Navigating unfamiliar hallways, meeting new teachers, adjusting to a different schedule – back to school brings a lot of changes for our kids, and also for parents.
Back to school season means pictures of moms jumping for joy and parents exhaling with relief. But no matter how happy they may be, getting kids back in the classroom can also involve a fair amount of stress for parents.
“Mom, you okay? You look a little stressed,” my daughter observed a few days ago. Admittedly, her transition to a new school and activities with busy practice schedules as well as deadlines at work did have me feeling stressed.
At first I felt a bit ashamed. I’m supposed to be on top of everything, and perfectly placid so as not to convey any anxiety to my family, right? Actually, no.
We all feel stressed at some point and time, and our kids do, too. I want my daughter to know that it’s okay and normal to feel a bit of stress, and that there are ways to handle it. This was not a parent fail, but rather a chance to model ways to cope with stress.

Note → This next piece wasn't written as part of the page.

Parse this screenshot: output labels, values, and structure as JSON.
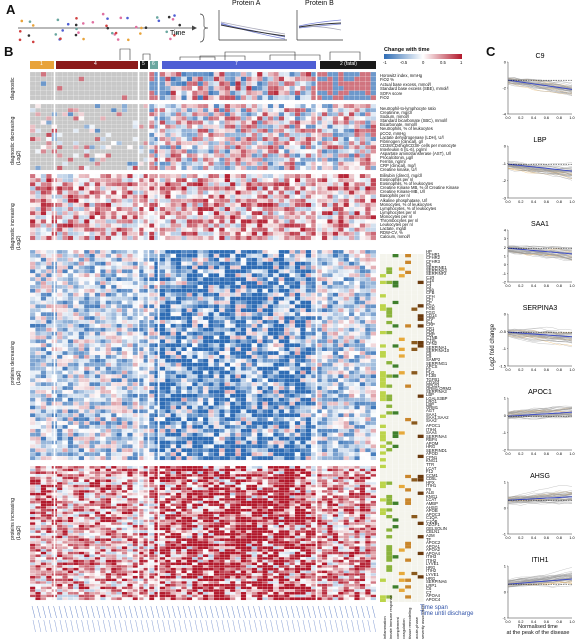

- Breathe slowly and deeply.
Few things fuel a parent’s stress level like the out of control hormones of an adolescent. But you can fight wacky adolescent hormones with your good hormones by taking a few deep breaths. Doing so stimulates the parasympathetic nervous system and signals to the body to release hormones to decrease blood pressure and heart rate, making you feel more relaxed.
I know, it sounds simple. And you’ve heard it before. But taking a few deep, slow breaths really is a good, cheap, effective way to keep the stress at bay.
- Engage the five senses with a self-care kit.
One activity you can do together with your child is create a self-care kit, including an item for each of the five senses that makes you feel calm and happy. Turn to it when you’re feeling stressed. We each made playlists of some of our favorites songs. A few songs appeared on both our lists, as we both really love Hamilton. My daughter included in her kit vanilla potpourri, a stress ball you run the sole of your foot over, a photo from vacation and her favorite snack.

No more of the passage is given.